Однако, было уже слишком поздно, она ушла в другую комнату. Впоследствии он пытался исправить эту ситуацию и спрашивал у Павла Николаевича о здравии его жены, здоровался с хозяйкой теперь также, как и с профессором и в особенности часто упоминал об этом существе в присутствии Юли. Он называл про себя Марфу“существом” всегда, потому что не считался с ней, недолюбливал её, видел в ней злющую женщину, уже изжившую себя и ни на что не способную, кроме как вязать, да сидеть на кресле-качалке.
— Да и что это за имя такое, Марфа?

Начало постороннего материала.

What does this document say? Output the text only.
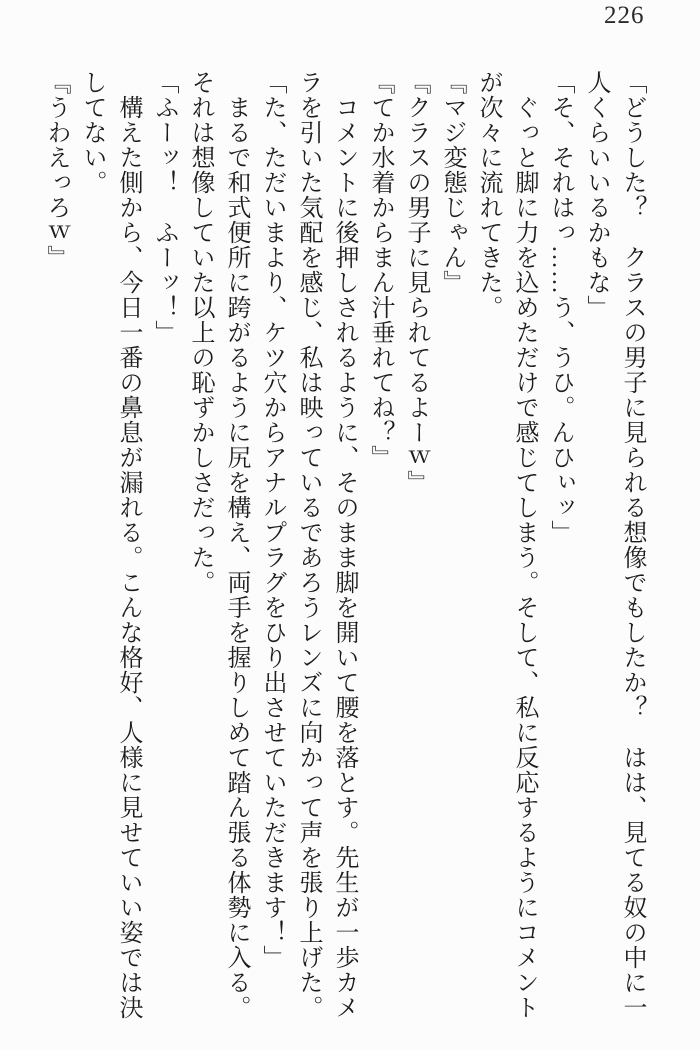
226

「どうした？　クラスの男子に見られる想像でもしたか？　はは、見てる奴の中に一

人くらいいるかもな」

「そ、それはっ……う、うひ。んひぃッ」

　ぐっと脚に力を込めただけで感じてしまう。そして、私に反応するようにコメント

が次々に流れてきた。

『マジ変態じゃん』

『クラスの男子に見られてるよーｗ』

『てか水着からまん汁垂れてね？』

　コメントに後押しされるように、そのまま脚を開いて腰を落とす。先生が一歩カメ

ラを引いた気配を感じ、私は映っているであろうレンズに向かって声を張り上げた。

「た、ただいまより、ケツ穴からアナルプラグをひり出させていただきます！」

　まるで和式便所に跨がるように尻を構え、両手を握りしめて踏ん張る体勢に入る。

それは想像していた以上の恥ずかしさだった。

「ふーッ！　ふーッ！」

　構えた側から、今日一番の鼻息が漏れる。こんな格好、人様に見せていい姿では決

してない。

『うわえっろｗ』
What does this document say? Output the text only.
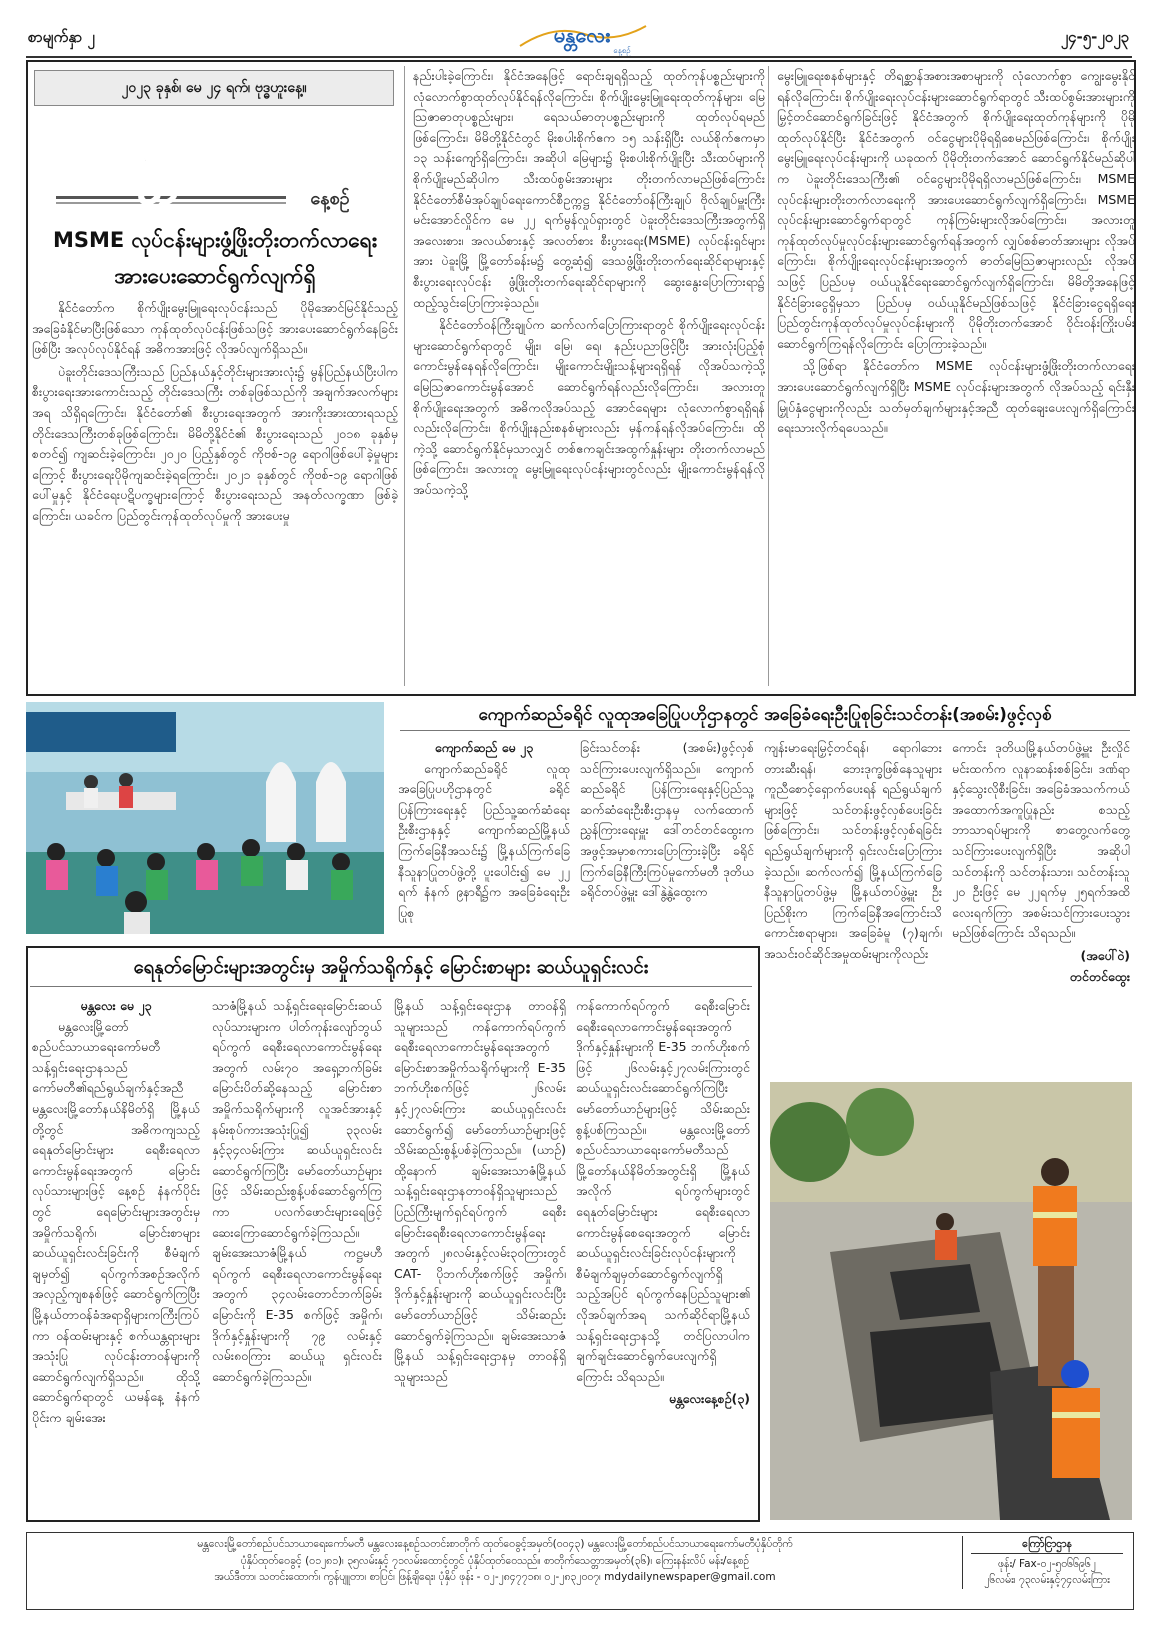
စာမျက်နှာ ၂	မန္တလေး
နေ့စဉ်
၂၄-၅-၂၀၂၃
၂၀၂၃ ခုနှစ်၊ မေ ၂၄ ရက်၊ ဗုဒ္ဓဟူးနေ့။
မန္တလေး
နေ့စဉ်
MSME လုပ်ငန်းများဖွံ့ဖြိုးတိုးတက်လာရေး
အားပေးဆောင်ရွက်လျက်ရှိ

နိုင်ငံတော်က စိုက်ပျိုးမွေးမြူရေးလုပ်ငန်းသည် ပိုမိုအောင်မြင်နိုင်သည့် အခြေခံနိုင်မာပြီးဖြစ်သော ကုန်ထုတ်လုပ်ငန်းဖြစ်သဖြင့် အားပေးဆောင်ရွက်နေခြင်းဖြစ်ပြီး အလုပ်လုပ်နိုင်ရန် အဓိကအားဖြင့် လိုအပ်လျက်ရှိသည်။

ပဲခူးတိုင်းဒေသကြီးသည် ပြည်နယ်နှင့်တိုင်းများအားလုံး၌ မွန်ပြည်နယ်ပြီးပါက စီးပွားရေးအားကောင်းသည့် တိုင်းဒေသကြီး တစ်ခုဖြစ်သည်ကို အချက်အလက်များအရ သိရှိရကြောင်း၊ နိုင်ငံတော်၏ စီးပွားရေးအတွက် အားကိုးအားထားရသည့် တိုင်းဒေသကြီးတစ်ခုဖြစ်ကြောင်း၊ မိမိတို့နိုင်ငံ၏ စီးပွားရေးသည် ၂၀၁၈ ခုနှစ်မှ စတင်၍ ကျဆင်းခဲ့ကြောင်း၊ ၂၀၂၀ ပြည့်နှစ်တွင် ကိုဗစ်-၁၉ ရောဂါဖြစ်ပေါ်ခဲ့မှုများကြောင့် စီးပွားရေးပိုမိုကျဆင်းခဲ့ရကြောင်း၊ ၂၀၂၁ ခုနှစ်တွင် ကိုဗစ်-၁၉ ရောဂါဖြစ်ပေါ်မှုနှင့် နိုင်ငံရေးပဋိပက္ခများကြောင့် စီးပွားရေးသည် အနတ်လက္ခဏာ ဖြစ်ခဲ့ကြောင်း၊ ယခင်က ပြည်တွင်းကုန်ထုတ်လုပ်မှုကို အားပေးမှု

နည်းပါးခဲ့ကြောင်း၊ နိုင်ငံအနေဖြင့် ရောင်းချရရှိသည့် ထုတ်ကုန်ပစ္စည်းများကို လုံလောက်စွာထုတ်လုပ်နိုင်ရန်လိုကြောင်း၊ စိုက်ပျိုးမွေးမြူရေးထုတ်ကုန်များ၊ မြေသြဇာဓာတုပစ္စည်းများ၊ ရေသယ်ဓာတုပစ္စည်းများကို ထုတ်လုပ်ရမည်ဖြစ်ကြောင်း၊ မိမိတို့နိုင်ငံတွင် မိုးစပါးစိုက်ဧက ၁၅ သန်းရှိပြီး လယ်စိုက်ဧကမှာ ၁၃ သန်းကျော်ရှိကြောင်း၊ အဆိုပါ မြေများ၌ မိုးစပါးစိုက်ပျိုးပြီး သီးထပ်များကို စိုက်ပျိုးမည်ဆိုပါက သီးထပ်စွမ်းအားများ တိုးတက်လာမည်ဖြစ်ကြောင်း နိုင်ငံတော်စီမံအုပ်ချုပ်ရေးကောင်စီဥက္ကဋ္ဌ နိုင်ငံတော်ဝန်ကြီးချုပ် ဗိုလ်ချုပ်မှူးကြီး မင်းအောင်လှိုင်က မေ ၂၂ ရက်မွန်လှုပ်ရှားတွင် ပဲခူးတိုင်းဒေသကြီးအတွက်ရှိ အလေးစား၊ အလယ်စားနှင့် အလတ်စား စီးပွားရေး(MSME) လုပ်ငန်းရှင်များအား ပဲခူးမြို့ မြို့တော်ခန်းမ၌ တွေ့ဆုံ၍ ဒေသဖွံ့ဖြိုးတိုးတက်ရေးဆိုင်ရာများနှင့် စီးပွားရေးလုပ်ငန်း ဖွံ့ဖြိုးတိုးတက်ရေးဆိုင်ရာများကို ဆွေးနွေးပြောကြားရာ၌ ထည့်သွင်းပြောကြားခဲ့သည်။

နိုင်ငံတော်ဝန်ကြီးချုပ်က ဆက်လက်ပြောကြားရာတွင် စိုက်ပျိုးရေးလုပ်ငန်းများဆောင်ရွက်ရာတွင် မျိုး၊ မြေ၊ ရေ၊ နည်းပညာဖြင့်ပြီး အားလုံးပြည့်စုံကောင်းမွန်နေရန်လိုကြောင်း၊ မျိုးကောင်းမျိုးသန့်များရရှိရန် လိုအပ်သကဲ့သို့ မြေဩဇာကောင်းမွန်အောင် ဆောင်ရွက်ရန်လည်းလိုကြောင်း၊ အလားတူ စိုက်ပျိုးရေးအတွက် အဓိကလိုအပ်သည့် အောင်ရေများ လုံလောက်စွာရရှိရန်လည်းလိုကြောင်း၊ စိုက်ပျိုးနည်းစနစ်များလည်း မှန်ကန်ရန်လိုအပ်ကြောင်း၊ ထိုကဲ့သို့ ဆောင်ရွက်နိုင်မှသာလျှင် တစ်ဧကချင်းအထွက်နှုန်းများ တိုးတက်လာမည်ဖြစ်ကြောင်း၊ အလားတူ မွေးမြူရေးလုပ်ငန်းများတွင်လည်း မျိုးကောင်းမွန်ရန်လိုအပ်သကဲ့သို့

မွေးမြူရေးစနစ်များနှင့် တိရစ္ဆာန်အစားအစာများကို လုံလောက်စွာ ကျွေးမွေးနိုင်ရန်လိုကြောင်း၊ စိုက်ပျိုးရေးလုပ်ငန်းများဆောင်ရွက်ရာတွင် သီးထပ်စွမ်းအားများကို မြှင့်တင်ဆောင်ရွက်ခြင်းဖြင့် နိုင်ငံအတွက် စိုက်ပျိုးရေးထုတ်ကုန်များကို ပိုမိုထုတ်လုပ်နိုင်ပြီး နိုင်ငံအတွက် ဝင်ငွေများပိုမိုရရှိစေမည်ဖြစ်ကြောင်း၊ စိုက်ပျိုးမွေးမြူရေးလုပ်ငန်းများကို ယခုထက် ပိုမိုတိုးတက်အောင် ဆောင်ရွက်နိုင်မည်ဆိုပါက ပဲခူးတိုင်းဒေသကြီး၏ ဝင်ငွေများပိုမိုရရှိလာမည်ဖြစ်ကြောင်း၊ MSME လုပ်ငန်းများတိုးတက်လာရေးကို အားပေးဆောင်ရွက်လျက်ရှိကြောင်း၊ MSME လုပ်ငန်းများဆောင်ရွက်ရာတွင် ကုန်ကြမ်းများလိုအပ်ကြောင်း၊ အလားတူ ကုန်ထုတ်လုပ်မှုလုပ်ငန်းများဆောင်ရွက်ရန်အတွက် လျှပ်စစ်ဓာတ်အားများ လိုအပ်ကြောင်း၊ စိုက်ပျိုးရေးလုပ်ငန်းများအတွက် ဓာတ်မြေသြဇာများလည်း လိုအပ်သဖြင့် ပြည်ပမှ ဝယ်ယူနိုင်ရေးဆောင်ရွက်လျက်ရှိကြောင်း၊ မိမိတို့အနေဖြင့် နိုင်ငံခြားငွေရှိမှသာ ပြည်ပမှ ဝယ်ယူနိုင်မည်ဖြစ်သဖြင့် နိုင်ငံခြားငွေရရှိရေး ပြည်တွင်းကုန်ထုတ်လုပ်မှုလုပ်ငန်းများကို ပိုမိုတိုးတက်အောင် ဝိုင်းဝန်းကြိုးပမ်းဆောင်ရွက်ကြရန်လိုကြောင်း ပြောကြားခဲ့သည်။

သို့ဖြစ်ရာ နိုင်ငံတော်က MSME လုပ်ငန်းများဖွံ့ဖြိုးတိုးတက်လာရေးအားပေးဆောင်ရွက်လျက်ရှိပြီး MSME လုပ်ငန်းများအတွက် လိုအပ်သည့် ရင်းနှီးမြှုပ်နှံငွေများကိုလည်း သတ်မှတ်ချက်များနှင့်အညီ ထုတ်ချေးပေးလျက်ရှိကြောင်း ရေးသားလိုက်ရပေသည်။

ကျောက်ဆည်ခရိုင် လူထုအခြေပြုပဟိုဌာနတွင် အခြေခံရေးဦးပြုစုခြင်းသင်တန်း(အစမ်း)ဖွင့်လှစ်
ကျောက်ဆည် မေ ၂၃

ကျောက်ဆည်ခရိုင် လူထုအခြေပြုပဟိုဌာနတွင် ခရိုင်ပြန်ကြားရေးနှင့် ပြည်သူ့ဆက်ဆံရေးဦးစီးဌာနနှင့် ကျောက်ဆည်မြို့နယ်ကြက်ခြေနီအသင်း၌ မြို့နယ်ကြက်ခြေနီသူနာပြုတပ်ဖွဲ့တို့ ပူးပေါင်း၍ မေ ၂၂ ရက် နံနက် ၉နာရီ၌က အခြေခံရေးဦးပြုစု

ခြင်းသင်တန်း (အစမ်း)ဖွင့်လှစ် သင်ကြားပေးလျက်ရှိသည်။ ကျောက်ဆည်ခရိုင် ပြန်ကြားရေးနှင့်ပြည်သူ့ဆက်ဆံရေးဦးစီးဌာနမှ လက်ထောက်ညွှန်ကြားရေးမှူး ဒေါ်တင်တင်ထွေးက အဖွင့်အမှာစကားပြောကြားခဲ့ပြီး ခရိုင်ကြက်ခြေနီကြီးကြပ်မှုကော်မတီ ဒုတိယ ခရိုင်တပ်ဖွဲ့မှူး ဒေါ်နွဲ့နွဲ့ထွေးက

ကျန်းမာရေးမြှင့်တင်ရန်၊ ရောဂါဘေးတားဆီးရန်၊ ဘေးဒုက္ခဖြစ်နေသူများ ကူညီစောင့်ရှောက်ပေးရန် ရည်ရွယ်ချက်များဖြင့် သင်တန်းဖွင့်လှစ်ပေးခြင်းဖြစ်ကြောင်း၊ သင်တန်းဖွင့်လှစ်ရခြင်း ရည်ရွယ်ချက်များကို ရှင်းလင်းပြောကြားခဲ့သည်။ ဆက်လက်၍ မြို့နယ်ကြက်ခြေနီသူနာပြုတပ်ဖွဲ့မှ မြို့နယ်တပ်ဖွဲ့မှူး ဦးပြည်စိုးက ကြက်ခြေနီအကြောင်းသိကောင်းစရာများ၊ အခြေခံမူ (၇)ချက်၊ အသင်းဝင်ဆိုင်အမှုထမ်းများကိုလည်း

ကောင်း ဒုတိယမြို့နယ်တပ်ဖွဲ့မှူး ဦးလှိုင်မင်းထက်က လူနာဆန်းစစ်ခြင်း၊ ဒဏ်ရာနှင့်သွေးလိုစီးခြင်း၊ အခြေခံအသက်ကယ်အထောက်အကူပြုနည်း စသည့်ဘာသာရပ်များကို စာတွေ့လက်တွေ့ သင်ကြားပေးလျက်ရှိပြီး အဆိုပါသင်တန်းကို သင်တန်းသား၊ သင်တန်းသူ ၂၀ ဦးဖြင့် မေ ၂၂ရက်မှ ၂၅ရက်အထိ လေးရက်ကြာ အစမ်းသင်ကြားပေးသွားမည်ဖြစ်ကြောင်း သိရသည်။

(အပေါ်ဝဲ)
တင်တင်ထွေး
ရေနုတ်မြောင်းများအတွင်းမှ အမှိုက်သရိုက်နှင့် မြောင်းစာများ ဆယ်ယူရှင်းလင်း
မန္တလေး မေ ၂၃

မန္တလေးမြို့တော်စည်ပင်သာယာရေးကော်မတီ သန့်ရှင်းရေးဌာနသည် ကော်မတီ၏ရည်ရွယ်ချက်နှင့်အညီ မန္တလေးမြို့တော်နယ်နိမိတ်ရှိ မြို့နယ်တို့တွင် အဓိကကျသည့် ရေနုတ်မြောင်းများ ရေစီးရေလာကောင်းမွန်ရေးအတွက် မြောင်းလုပ်သားများဖြင့် နေ့စဉ် နံနက်ပိုင်းတွင် ရေမြောင်းများအတွင်းမှ အမှိုက်သရိုက်၊ မြောင်းစာများ ဆယ်ယူရှင်းလင်းခြင်းကို စီမံချက်ချမှတ်၍ ရပ်ကွက်အစဉ်အလိုက် အလှည့်ကျစနစ်ဖြင့် ဆောင်ရွက်ကြပြီး မြို့နယ်တာဝန်ခံအရာရှိများကကြီးကြပ်ကာ ဝန်ထမ်းများနှင့် စက်ယန္တရားများအသုံးပြု လုပ်ငန်းတာဝန်များကို ဆောင်ရွက်လျက်ရှိသည်။ ထိုသို့ ဆောင်ရွက်ရာတွင် ယမန်နေ့ နံနက်ပိုင်းက ချမ်းအေး

သာဇံမြို့နယ် သန့်ရှင်းရေးမြောင်းဆယ်လုပ်သားများက ပါတ်ကုန်းလျော်ဘွယ်ရပ်ကွက် ရေစီးရေလာကောင်းမွန်ရေးအတွက် လမ်း၇၀ အရှေ့ဘက်ခြမ်းမြောင်းပိတ်ဆို့နေသည့် မြောင်းစာအမှိုက်သရိုက်များကို လူအင်အားနှင့်နမ်းစုပ်ကားအသုံးပြု၍ ၃၃လမ်းနှင့်၃၄လမ်းကြား ဆယ်ယူရှင်းလင်းဆောင်ရွက်ကြပြီး မော်တော်ယာဉ်များဖြင့် သိမ်းဆည်းစွန့်ပစ်ဆောင်ရွက်ကြ ကာ ပလက်ဖောင်းများရေဖြင့် ဆေးကြောဆောင်ရွက်ခဲ့ကြသည်။ ချမ်းအေးသာဇံမြို့နယ် ကဋ္ဌမဟီရပ်ကွက် ရေစီးရေလာကောင်းမွန်ရေးအတွက် ၃၄လမ်းတောင်ဘက်ခြမ်းမြောင်းကို E-35 စက်ဖြင့် အမှိုက်၊ ဒိုက်နှင့်နှုန်းများကို ၇၉ လမ်းနှင့်လမ်း၈၀ကြား ဆယ်ယူ ရှင်းလင်းဆောင်ရွက်ခဲ့ကြသည်။

မြို့နယ် သန့်ရှင်းရေးဌာန တာဝန်ရှိသူများသည် ကန်ကောက်ရပ်ကွက် ရေစီးရေလာကောင်းမွန်ရေးအတွက် မြောင်းစာအမှိုက်သရိုက်များကို E-35 ဘက်ဟိုးစက်ဖြင့် ၂၆လမ်းနှင့်၂၇လမ်းကြား ဆယ်ယူရှင်းလင်းဆောင်ရွက်၍ မော်တော်ယာဉ်များဖြင့် သိမ်းဆည်းစွန့်ပစ်ခဲ့ကြသည်။ (ယာဉ်) ထို့နောက် ချမ်းအေးသာဇံမြို့နယ် သန့်ရှင်းရေးဌာနတာဝန်ရှိသူများသည် ပြည်ကြီးမျက်ရှင်ရပ်ကွက် ရေစီးမြောင်းရေစီးရေလာကောင်းမွန်ရေးအတွက် ၂၈လမ်းနှင့်လမ်း၃၀ကြားတွင် CAT- ပိုဘက်ဟိုးစက်ဖြင့် အမှိုက်၊ ဒိုက်နှင့်နှုန်းများကို ဆယ်ယူရှင်းလင်းပြီး မော်တော်ယာဉ်ဖြင့် သိမ်းဆည်းဆောင်ရွက်ခဲ့ကြသည်။ ချမ်းအေးသာဇံမြို့နယ် သန့်ရှင်းရေးဌာနမှ တာဝန်ရှိသူများသည်

ကန်ကောက်ရပ်ကွက် ရေစီးမြောင်းရေစီးရေလာကောင်းမွန်ရေးအတွက် ဒိုက်နှင့်နှုန်းများကို E-35 ဘက်ဟိုးစက်ဖြင့် ၂၆လမ်းနှင့်၂၇လမ်းကြားတွင် ဆယ်ယူရှင်းလင်းဆောင်ရွက်ကြပြီး မော်တော်ယာဉ်များဖြင့် သိမ်းဆည်းစွန့်ပစ်ကြသည်။ မန္တလေးမြို့တော်စည်ပင်သာယာရေးကော်မတီသည် မြို့တော်နယ်နိမိတ်အတွင်းရှိ မြို့နယ်အလိုက် ရပ်ကွက်များတွင် ရေနုတ်မြောင်းများ ရေစီးရေလာကောင်းမွန်စေရေးအတွက် မြောင်းဆယ်ယူရှင်းလင်းခြင်းလုပ်ငန်းများကို စီမံချက်ချမှတ်ဆောင်ရွက်လျက်ရှိ သည့်အပြင် ရပ်ကွက်နေပြည်သူများ၏ လိုအပ်ချက်အရ သက်ဆိုင်ရာမြို့နယ်သန့်ရှင်းရေးဌာနသို့ တင်ပြလာပါက ချက်ချင်းဆောင်ရွက်ပေးလျက်ရှိကြောင်း သိရသည်။

မန္တလေးနေ့စဉ်(၃)
မန္တလေးမြို့တော်စည်ပင်သာယာရေးကော်မတီ မန္တလေးနေ့စဉ်သတင်းစာတိုက် ထုတ်ဝေခွင့်အမှတ်(၀၀၄၃) မန္တလေးမြို့တော်စည်ပင်သာယာရေးကော်မတီပုံနှိပ်တိုက်
ပုံနှိပ်ထုတ်ဝေခွင့် (၀၁၂၈၁)၊ ၃၅လမ်းနှင့် ၇၁လမ်းထောင့်တွင် ပုံနှိပ်ထုတ်ဝေသည်။ စာတိုက်သေတ္တာအမှတ်(၃၆)၊ ကြေးနန်းလိပ် မန်း/နေ့စဉ်
အယ်ဒီတာ၊ သတင်းထောက်၊ ကွန်ပျူတာ၊ စာပြင်၊ ဖြန့်ချိရေး၊ ပုံနှိပ် ဖုန်း - ၀၂-၂၈၄၇၇၁၈၊ ၀၂-၂၈၃၂၀၀၇၊ mdydailynewspaper@gmail.com
ကြော်ငြာဌာန
ဖုန်း/ Fax-၀၂-၅၀၆၆၉၆၂
၂၆လမ်း၊ ၇၃လမ်းနှင့်၇၄လမ်းကြား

Глупое и старомодное, — говорил он про себя.
Он подозревал, что она также не любит его и после того, как студент уйдёт, то начнёт обсуждать его, порочить его, хотя при нём ничего такого в его лице не говорит и вообще сидит вполне себе тихо, изредка прося Юлю подать какую-нибудь пряжу или газету почитать. Он это не знал, но лишь думал так, хотя и никогда не говорил это вслух. В любом случае, он стал уделять больше внимание этому"существу", порой даже доходя до лести, лишь бы словить одобрительную улыбку или даже похвалу от Юли. Ничего такого, конечно, он не замечал, хотя и старательно следил за каждым её ответным взглядом. Впрочем, сам Рудалёв не мог найти в себе силы спросить у неё о том, что она думает о нём. Он ни разу при их встрече не спросил вообще ничего, кроме того, находится ли профессор дома или нет. Он хотел спросить её о профессоре, как бы пытаясь узнать её через вопросы про него, может быть чем она довольна или не довольна в Павле Николаевиче, чем занимается помимо работы здесь, в его доме. Но у него не хватало духу сделать эти действия. Он словно каменел и оставлял эти действия на потом. Он желал страстно услышать её, но не мог вымолвить у неё слова, лишь дожидаясь, пока она сама соизволит явиться и спросить о чём-нибудь обыденном, вроде о том, требуется ли чего-нибудь профессору и его гостю. Он хотел принести ей гостинцев, но не находил опять в себе силы сделать это, боясь ошибиться и не дай бог, ещё и разочаровать её подарком. Тогда он хотел передать ей подарок через профессора, но боялся, что Павел Николаевич поймёт его намерения и проболтается. Он хотел просто оставить какой-нибудь букет цветов в той комнате, где она обычно готовит еду для хозяйки и хозяина, но и на это он не мог решиться. О, как он изматывался!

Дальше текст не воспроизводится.